A metaphor? Possibly. Bridges take us from one place to another different place. “I’ll cross that bridge when I come it” expresses an anticipated or perhaps postposed decision or action. So a bridge can be a metaphor for a kind of transition or translocation. However, this image might imply even more because it seems this bridge doesn’t actually go anywhere. In this case perhaps the metaphor is about a lie or a misrepresentation, something that will or disappoint or let us down.

 

Describe the quality of the light and shadow. Note the atmosphere or mood of the picture.

The mood is interesting. The sun lit bridge implies something positive. Red is an exciting colour, hopeful perhaps, while the background is dark, barely discernible – not quite what it seems.

(Light and shadow already covered, see  above)

 

What does the title tell you?

The title tells us it is a red bridge and implies the location of the bridge is Okawa. Researching the image before writing this may have given a greater insight into it. However, at present the title implies a real legitimate bridge in a real location.

 

Name every object, that is every ‘thing’ that’s in the picture.
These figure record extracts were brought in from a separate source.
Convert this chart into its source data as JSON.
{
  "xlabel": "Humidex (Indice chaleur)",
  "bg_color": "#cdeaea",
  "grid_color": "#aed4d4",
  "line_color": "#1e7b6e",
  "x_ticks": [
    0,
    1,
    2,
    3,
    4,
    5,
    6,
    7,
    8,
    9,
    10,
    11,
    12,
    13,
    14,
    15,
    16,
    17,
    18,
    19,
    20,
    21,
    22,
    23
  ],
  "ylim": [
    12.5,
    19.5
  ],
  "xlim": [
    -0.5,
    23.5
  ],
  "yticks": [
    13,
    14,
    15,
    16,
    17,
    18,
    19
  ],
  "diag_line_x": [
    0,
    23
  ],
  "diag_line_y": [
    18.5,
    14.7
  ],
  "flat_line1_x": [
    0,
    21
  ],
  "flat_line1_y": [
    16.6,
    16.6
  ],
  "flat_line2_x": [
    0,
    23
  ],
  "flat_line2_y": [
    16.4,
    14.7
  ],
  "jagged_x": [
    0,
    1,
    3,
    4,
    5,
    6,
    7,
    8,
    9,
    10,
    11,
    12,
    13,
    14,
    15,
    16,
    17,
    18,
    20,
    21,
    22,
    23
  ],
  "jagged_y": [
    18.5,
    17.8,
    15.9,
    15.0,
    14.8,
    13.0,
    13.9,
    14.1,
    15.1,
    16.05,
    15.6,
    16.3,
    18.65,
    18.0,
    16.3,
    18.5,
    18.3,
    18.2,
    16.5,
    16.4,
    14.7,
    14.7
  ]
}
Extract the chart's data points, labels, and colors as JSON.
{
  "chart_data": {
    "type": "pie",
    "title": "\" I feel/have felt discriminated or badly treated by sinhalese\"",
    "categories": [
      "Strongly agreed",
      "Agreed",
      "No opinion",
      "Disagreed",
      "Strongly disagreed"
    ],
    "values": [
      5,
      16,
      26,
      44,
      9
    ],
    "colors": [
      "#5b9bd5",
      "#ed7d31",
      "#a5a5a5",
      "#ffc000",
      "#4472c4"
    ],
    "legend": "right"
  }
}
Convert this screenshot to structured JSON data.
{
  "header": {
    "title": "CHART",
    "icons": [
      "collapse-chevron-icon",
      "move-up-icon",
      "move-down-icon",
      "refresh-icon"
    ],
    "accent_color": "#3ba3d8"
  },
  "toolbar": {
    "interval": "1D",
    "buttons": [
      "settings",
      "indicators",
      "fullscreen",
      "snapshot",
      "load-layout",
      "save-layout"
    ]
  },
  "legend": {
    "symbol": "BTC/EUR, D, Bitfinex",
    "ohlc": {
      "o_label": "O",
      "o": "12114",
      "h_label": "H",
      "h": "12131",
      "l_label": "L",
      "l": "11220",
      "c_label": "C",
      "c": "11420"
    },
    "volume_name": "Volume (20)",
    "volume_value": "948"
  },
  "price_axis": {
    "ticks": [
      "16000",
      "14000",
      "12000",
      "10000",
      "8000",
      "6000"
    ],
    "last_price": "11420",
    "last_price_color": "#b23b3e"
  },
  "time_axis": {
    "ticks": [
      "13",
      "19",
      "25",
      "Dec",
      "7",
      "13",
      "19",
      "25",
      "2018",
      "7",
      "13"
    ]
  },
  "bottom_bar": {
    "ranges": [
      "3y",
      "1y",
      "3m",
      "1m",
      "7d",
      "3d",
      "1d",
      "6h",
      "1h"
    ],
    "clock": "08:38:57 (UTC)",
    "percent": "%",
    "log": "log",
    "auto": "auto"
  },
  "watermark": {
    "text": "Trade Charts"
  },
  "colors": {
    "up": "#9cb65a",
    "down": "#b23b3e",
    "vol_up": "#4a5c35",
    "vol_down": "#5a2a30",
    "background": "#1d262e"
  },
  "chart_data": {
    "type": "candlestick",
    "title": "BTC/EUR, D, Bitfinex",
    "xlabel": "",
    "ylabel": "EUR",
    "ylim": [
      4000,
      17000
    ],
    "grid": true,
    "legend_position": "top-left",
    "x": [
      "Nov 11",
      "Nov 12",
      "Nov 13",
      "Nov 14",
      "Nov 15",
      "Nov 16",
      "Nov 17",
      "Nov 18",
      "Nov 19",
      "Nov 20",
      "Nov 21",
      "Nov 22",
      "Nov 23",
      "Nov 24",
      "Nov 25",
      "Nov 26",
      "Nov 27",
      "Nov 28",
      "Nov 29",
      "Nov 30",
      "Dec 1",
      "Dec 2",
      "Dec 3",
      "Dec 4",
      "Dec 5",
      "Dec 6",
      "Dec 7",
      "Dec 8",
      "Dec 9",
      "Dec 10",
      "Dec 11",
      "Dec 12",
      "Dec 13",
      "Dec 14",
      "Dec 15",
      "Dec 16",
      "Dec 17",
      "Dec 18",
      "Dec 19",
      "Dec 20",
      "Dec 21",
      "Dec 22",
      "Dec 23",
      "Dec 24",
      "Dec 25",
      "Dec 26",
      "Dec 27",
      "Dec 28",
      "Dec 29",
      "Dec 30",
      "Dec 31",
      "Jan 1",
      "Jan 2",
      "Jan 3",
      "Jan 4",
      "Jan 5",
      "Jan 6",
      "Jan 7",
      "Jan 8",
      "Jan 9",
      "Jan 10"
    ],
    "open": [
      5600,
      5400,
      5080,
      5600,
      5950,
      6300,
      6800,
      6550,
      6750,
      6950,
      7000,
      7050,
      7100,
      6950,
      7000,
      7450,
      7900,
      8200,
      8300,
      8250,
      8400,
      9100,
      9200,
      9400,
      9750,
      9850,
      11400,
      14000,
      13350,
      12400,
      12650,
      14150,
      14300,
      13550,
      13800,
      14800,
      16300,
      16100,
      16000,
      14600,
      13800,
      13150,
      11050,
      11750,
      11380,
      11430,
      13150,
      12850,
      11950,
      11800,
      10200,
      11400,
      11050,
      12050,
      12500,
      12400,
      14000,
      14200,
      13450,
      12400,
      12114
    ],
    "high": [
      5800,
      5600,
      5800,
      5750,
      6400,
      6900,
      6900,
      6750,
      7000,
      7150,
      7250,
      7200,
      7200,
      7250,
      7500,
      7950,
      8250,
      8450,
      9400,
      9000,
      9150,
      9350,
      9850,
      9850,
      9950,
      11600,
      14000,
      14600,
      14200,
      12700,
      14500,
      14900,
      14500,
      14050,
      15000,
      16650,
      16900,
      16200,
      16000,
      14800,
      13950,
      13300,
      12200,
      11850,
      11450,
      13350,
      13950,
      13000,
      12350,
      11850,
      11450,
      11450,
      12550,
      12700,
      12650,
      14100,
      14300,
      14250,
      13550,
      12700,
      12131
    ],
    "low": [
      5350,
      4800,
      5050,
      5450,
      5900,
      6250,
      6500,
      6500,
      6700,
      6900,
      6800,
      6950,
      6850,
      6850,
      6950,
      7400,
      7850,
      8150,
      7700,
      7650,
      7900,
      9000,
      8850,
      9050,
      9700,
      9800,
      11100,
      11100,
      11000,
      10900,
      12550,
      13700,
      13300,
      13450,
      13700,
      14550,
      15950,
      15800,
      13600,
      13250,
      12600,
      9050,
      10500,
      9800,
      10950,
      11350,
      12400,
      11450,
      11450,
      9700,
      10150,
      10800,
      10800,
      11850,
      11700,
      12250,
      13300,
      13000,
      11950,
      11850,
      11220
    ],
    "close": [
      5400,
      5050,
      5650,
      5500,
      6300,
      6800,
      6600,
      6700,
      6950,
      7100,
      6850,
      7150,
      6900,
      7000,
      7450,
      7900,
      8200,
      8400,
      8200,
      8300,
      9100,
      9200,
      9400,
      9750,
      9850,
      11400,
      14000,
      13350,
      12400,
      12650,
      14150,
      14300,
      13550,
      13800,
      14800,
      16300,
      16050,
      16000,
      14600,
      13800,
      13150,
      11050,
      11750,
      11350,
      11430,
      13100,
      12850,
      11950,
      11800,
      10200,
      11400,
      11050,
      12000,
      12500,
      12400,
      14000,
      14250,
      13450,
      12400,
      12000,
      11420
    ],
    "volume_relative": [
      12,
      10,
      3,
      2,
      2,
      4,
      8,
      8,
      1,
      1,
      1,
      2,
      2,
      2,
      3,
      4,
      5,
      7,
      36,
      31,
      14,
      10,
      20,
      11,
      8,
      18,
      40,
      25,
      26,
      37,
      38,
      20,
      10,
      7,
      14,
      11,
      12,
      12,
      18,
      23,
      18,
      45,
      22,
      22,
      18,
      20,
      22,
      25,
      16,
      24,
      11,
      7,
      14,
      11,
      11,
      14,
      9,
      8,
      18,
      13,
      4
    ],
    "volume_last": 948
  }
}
The red structure of the bridge

The road or walkway of the bridge

The fence either side of this

The background – the trees – this appears as one uniform thing

 

Is what you’re seeing and what you’re describing the same thing? Or is there something you think you ‘know’ intuitively? Make a distinction between what you can see and what you’re guessing, feeling or intuiting.

I am seeing the structure of a bridge but there is nothing else to give it a sense of scale. This could be a ‘real’ bridge but equally it could be a scale model. In fact the shadow cast by the bridge hints that there is a scale issue here.

‘Intuitively’ I suggest the image is not what it seems as the bridge doesn’t go anywhere.

 

What is your felt or personal response to the photograph? This is your experience of it.

A little disappointed, like a magician has fooled me! It reminds me of one of those images that depict one thing while at the same time depicting something else (eg, that old visual trick of young woman and an old woman all in one portrait), as though its intention is to deceive or trick the viewer. Although low on any scale or measure, it doesn’t feel particularly ethical to me.

Project 2: Light & Shadow

In preparation for next photographic project I have to study the work of Trent Parke. Here are some notes I made on how he uses light and shadow in his image making…

Parke certainly makes some very bold images. Generally monochrome his emphasis on contrast is quite forthright. Falling into the genre of street photography but quite unlike conventional photos of this type he sometimes produces images that are quite abstract, making use of reflections in glass and water and using slower shutter speeds to blur movement. Some left me pondering what is actually was he had photographed and then it was a short step to wonder how he had done it.

Technique wise, light is a major driver in Parke’s images. Living and working in Australia he uses the harsh bright sunlight there to his advantage. With scenes that are strongly lit to start with, he then overrides or ignores the meter reading. For example, in the image below, Parke may have taken his light reading from the lower section of the wall to the left of the woman. All the other darker areas of the image, e.g. the shadows, the abstract form on the left and the woman’s coat have been rendered under exposed and thus very dark.

Untitled

In this other example (below) a light reading had been taken from within the poorly lit areas of the image thus, rendering the figure of an old man completely bleached out in a column of direct sunlight.

Untitled2

In addition to natural light he sometimes uses a flash while he also uses reflections in glass and water to further enhance his compositions. Whether Parke manipulates, his images I have not yet established. He could emphasise contrast further in Photoshop or even use coloured or polarising filters on his camera to exaggerate contrasts.